While it was extremely hard to hear, it cut straight through my bad attitude and hit me right in my heart. It was apparent to me that my friend didn’t want me to get fired. He wanted me to change, to do better, and he knew that I was burning my own bridge and my time was running out.
Let me stop here and ask you a question. What would you do if you were me? Would you spout off something like “I don’t need this #@!* job anyway!” and storm out? I didn’t. I wanted that job. I immediately humbled myself and asked him to help me. I submitted myself to his oversight and invited his criticism; both of which he faithfully gave. It was hard, it was SO hard. I don’t know about you but I don’t like hearing bad stuff about myself. I want everyone to like me all the way, all the time.

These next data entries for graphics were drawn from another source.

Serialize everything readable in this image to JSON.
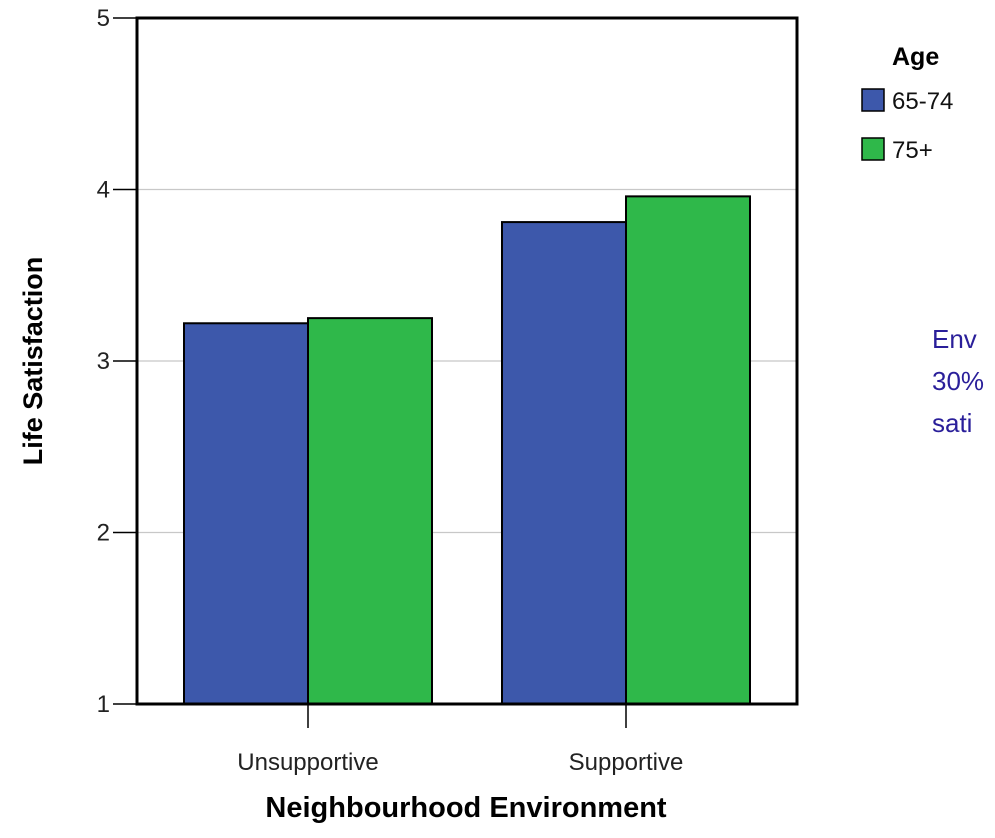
{
  "chart_data": {
    "type": "bar",
    "xlabel": "Neighbourhood Environment",
    "ylabel": "Life Satisfaction",
    "categories": [
      "Unsupportive",
      "Supportive"
    ],
    "series": [
      {
        "name": "65-74",
        "values": [
          3.22,
          3.81
        ],
        "color": "#3d58ab"
      },
      {
        "name": "75+",
        "values": [
          3.25,
          3.96
        ],
        "color": "#2fb84a"
      }
    ],
    "ylim": [
      1,
      5
    ],
    "yticks": [
      "1",
      "2",
      "3",
      "4",
      "5"
    ],
    "grid": true,
    "legend": {
      "title": "Age",
      "position": "top-right"
    }
  },
  "annotation": {
    "lines": [
      "Env",
      "30%",
      "sati"
    ]
  }
}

I began to realize something in that time that has helped me stay steady ever since. We all would agree that none of us are perfect. Criticism is one of the most effective ways to identify areas where growth is needed, but we all resist criticism all the time. Part of the reason is because when someone points out one of your faults, it may not be your fault that’s the issue. Maybe they are the one who’s actually more wrong that you. Another reason is that, even when someone is right about us and our faults, we think they are just judging, and we don’t consider them qualified to judge us.
If you can get over that, if you can learn to see correction and criticism for what it really is, you will grow & mature faster than you can imagine. What correction really is, is someone taking the time to point out that you could be doing a little better. To really grow, you will have to want it enough to endure the discomfort of being corrected. You will need to humble yourself.
The bottom line is that, if you want people to be pleased with you (proud of you), you have to do things that earn it. It’s not too late to start down this road. You can begin today and build the man you want to be. It starts with humility, and being able to be corrected.